If you want sustained economic growth then you need innovation. How to increase that innovation is the trick that all advanced economies are trying to learn, especially as the world emerges from a pandemic that has spent the past year crushing the global economy. Increasing growth and stimulating innovation are essential to the coming recovery.
Examining the issue in a research paper for the National Bureau of Economic Research, John Van Reenen writes that boosting the supply of potential inventors would seem the natural place to start thinking about innovation policy, and that increasing human capital both in terms of quantity and quality is key.
Handing out R&D subsidies and tax breaks is a common tactic to stimulate the “demand side”, but may only drive up price rather than pump up the volume of research activity. The better tactic, he argues, is increasing the overall supply of potential inventors which can increase innovation while at the same time reducing its cost.

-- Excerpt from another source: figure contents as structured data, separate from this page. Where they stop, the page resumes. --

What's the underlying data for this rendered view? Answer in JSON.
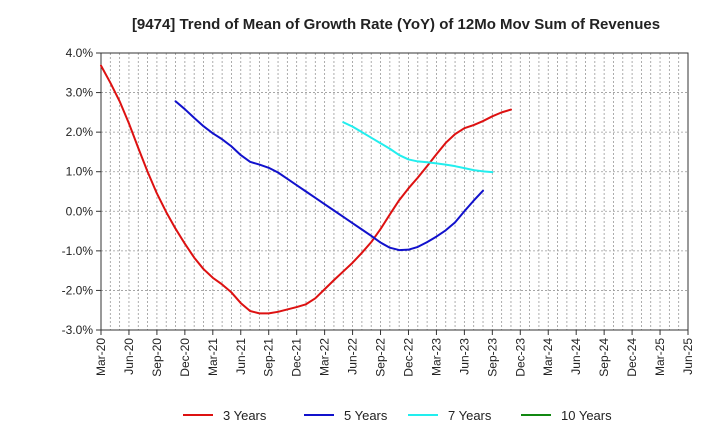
{
  "chart_data": {
    "type": "line",
    "title": "[9474]  Trend of Mean of Growth Rate (YoY) of 12Mo Mov Sum of Revenues",
    "xlabel": "",
    "ylabel": "",
    "ylim": [
      -3.0,
      4.0
    ],
    "y_ticks": [
      4.0,
      3.0,
      2.0,
      1.0,
      0.0,
      -1.0,
      -2.0,
      -3.0
    ],
    "y_tick_labels": [
      "4.0%",
      "3.0%",
      "2.0%",
      "1.0%",
      "0.0%",
      "-1.0%",
      "-2.0%",
      "-3.0%"
    ],
    "x_tick_labels": [
      "Mar-20",
      "Jun-20",
      "Sep-20",
      "Dec-20",
      "Mar-21",
      "Jun-21",
      "Sep-21",
      "Dec-21",
      "Mar-22",
      "Jun-22",
      "Sep-22",
      "Dec-22",
      "Mar-23",
      "Jun-23",
      "Sep-23",
      "Dec-23",
      "Mar-24",
      "Jun-24",
      "Sep-24",
      "Dec-24",
      "Mar-25",
      "Jun-25"
    ],
    "grid": true,
    "legend_position": "bottom",
    "series": [
      {
        "name": "3 Years",
        "color": "#dd1111",
        "start_index": 0,
        "values": [
          3.68,
          3.25,
          2.78,
          2.22,
          1.6,
          1.0,
          0.45,
          -0.02,
          -0.44,
          -0.82,
          -1.17,
          -1.46,
          -1.68,
          -1.85,
          -2.05,
          -2.32,
          -2.52,
          -2.58,
          -2.58,
          -2.54,
          -2.48,
          -2.42,
          -2.35,
          -2.2,
          -1.97,
          -1.74,
          -1.52,
          -1.3,
          -1.05,
          -0.78,
          -0.45,
          -0.08,
          0.28,
          0.58,
          0.85,
          1.14,
          1.44,
          1.73,
          1.95,
          2.1,
          2.18,
          2.28,
          2.4,
          2.5,
          2.57
        ]
      },
      {
        "name": "5 Years",
        "color": "#1111cc",
        "start_index": 8,
        "values": [
          2.78,
          2.58,
          2.36,
          2.15,
          1.97,
          1.82,
          1.64,
          1.42,
          1.25,
          1.18,
          1.1,
          0.98,
          0.82,
          0.66,
          0.5,
          0.34,
          0.18,
          0.02,
          -0.14,
          -0.3,
          -0.46,
          -0.62,
          -0.79,
          -0.92,
          -0.98,
          -0.97,
          -0.9,
          -0.78,
          -0.64,
          -0.48,
          -0.28,
          0.0,
          0.27,
          0.52
        ]
      },
      {
        "name": "7 Years",
        "color": "#22eeee",
        "start_index": 26,
        "values": [
          2.25,
          2.14,
          2.0,
          1.86,
          1.72,
          1.58,
          1.42,
          1.31,
          1.26,
          1.24,
          1.21,
          1.18,
          1.14,
          1.09,
          1.04,
          1.01,
          0.99
        ]
      },
      {
        "name": "10 Years",
        "color": "#118811",
        "start_index": 0,
        "values": []
      }
    ]
  }
}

But how to actually do so? The policies studied in his paper include:
- increasing STEM,
- fostering immigration reform,
- boosting university expansion,
- and reducing barriers to entry through exposure policies for disadvantaged or under-represented groups.
While more work needs to be done in evaluating specific policy proposals, Van Reenen concludes that “in the short run, liberalizing high-skilled immigration is likely to yield a high return. In the longer run, I suggest that exposure policies may produce the greatest effect.”